Born Edward Teach, Blackbeard intimidated enemies by coiling smoking fuses into his long, braided facial hair and by slinging multiple pistols and daggers across his chest. In November 1717 he captured a French slave ship, later renamed the Queen Anne’s Revenge, and refitted it with 40 guns. With that extra firepower he then blockaded the port of Charleston, South Carolina, until the town’s residents met his demands for a large chest of medicine. After laying low for a few months in North Carolina, Blackbeard was killed in battle with the British Navy. Legend holds that he received 20 stab wounds and five gunshot wounds before finally succumbing. The so-called Golden Age of Piracy, of which Blackbeard was a major part, would only last a few more years. But countless books, plays and movies—from Treasure Island to Pirates of the Caribbean—would later bring a romanticized version of that era squarely into the public eye.

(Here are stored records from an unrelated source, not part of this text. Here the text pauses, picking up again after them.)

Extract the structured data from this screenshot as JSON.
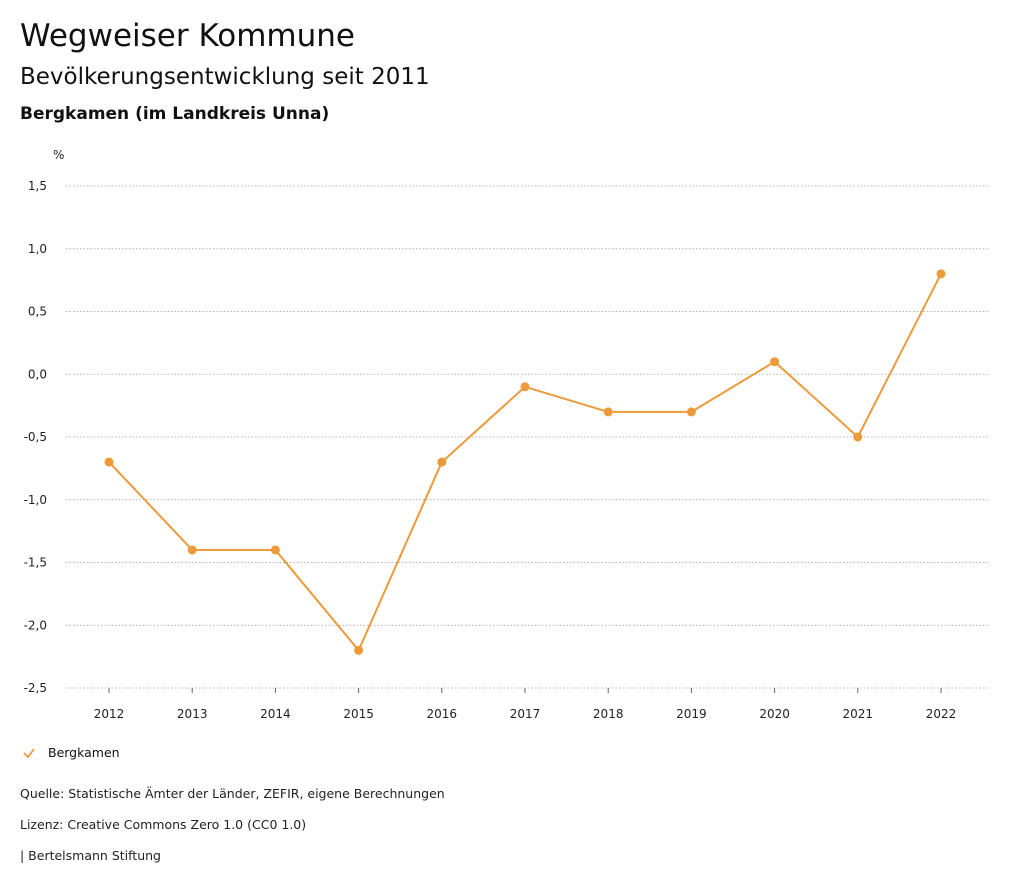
{
  "header": {
    "title": "Wegweiser Kommune",
    "subtitle": "Bevölkerungsentwicklung seit 2011",
    "region": "Bergkamen (im Landkreis Unna)"
  },
  "chart_data": {
    "type": "line",
    "ylabel": "%",
    "ylim": [
      -2.5,
      1.5
    ],
    "yticks": [
      1.5,
      1.0,
      0.5,
      0.0,
      -0.5,
      -1.0,
      -1.5,
      -2.0,
      -2.5
    ],
    "ytick_labels": [
      "1,5",
      "1,0",
      "0,5",
      "0,0",
      "-0,5",
      "-1,0",
      "-1,5",
      "-2,0",
      "-2,5"
    ],
    "categories": [
      "2012",
      "2013",
      "2014",
      "2015",
      "2016",
      "2017",
      "2018",
      "2019",
      "2020",
      "2021",
      "2022"
    ],
    "series": [
      {
        "name": "Bergkamen",
        "color": "#ec9a3a",
        "values": [
          -0.7,
          -1.4,
          -1.4,
          -2.2,
          -0.7,
          -0.1,
          -0.3,
          -0.3,
          0.1,
          -0.5,
          0.8
        ]
      }
    ],
    "grid": true,
    "legend_position": "bottom-left"
  },
  "legend": {
    "label": "Bergkamen",
    "icon": "check-icon"
  },
  "footer": {
    "source": "Quelle: Statistische Ämter der Länder, ZEFIR, eigene Berechnungen",
    "license": "Lizenz: Creative Commons Zero 1.0 (CC0 1.0)",
    "publisher": "| Bertelsmann Stiftung"
  }
}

John Rackam, better known as Calico Jack, received a pardon for previous piracy acts in 1719. Nonetheless, he headed back out to sea the following year after seizing a 12-gun sloop from Nassau harbor in the Bahamas. Among Rackam’s dozen or so followers were two of the only women pirates ever to ply Caribbean waters. One, Anne Bonny, had left her husband to be with Rackam, while the other, Mary Read, had purportedly been sailing for quite some time disguised in men’s clothing. In October 1720 a pirate hunting boat overtook Rackam’s drunken band. Only Bonny, Read and perhaps one man are believed to have offered any resistance. Though Rackam was executed the following month, his female crewmates escaped the hangman’s noose because both were found to be pregnant. Read died in prison soon after, and no one knows what became of Bonny.
In 1805 Madame Cheng’s husband, Cheng Yih, formed what quickly became the largest pirate confederation in history. Upon his death two years later, Madame Cheng took over the business and expanded it even further, commanding an estimated 1,800 ships and 70,000 men at the height of her powers. With the help of Cheung Po Tsai—the adopted son of her husband and also her lover—she demanded protection money from coastal communities, attacked ships in the South China Sea and once even kidnapped seven British sailors. Madame Cheng then took a pardon in 1810 when Chinese authorities began cracking down on piracy. A prostitute in her youth, she lived out her golden years running a large opium smuggling operation.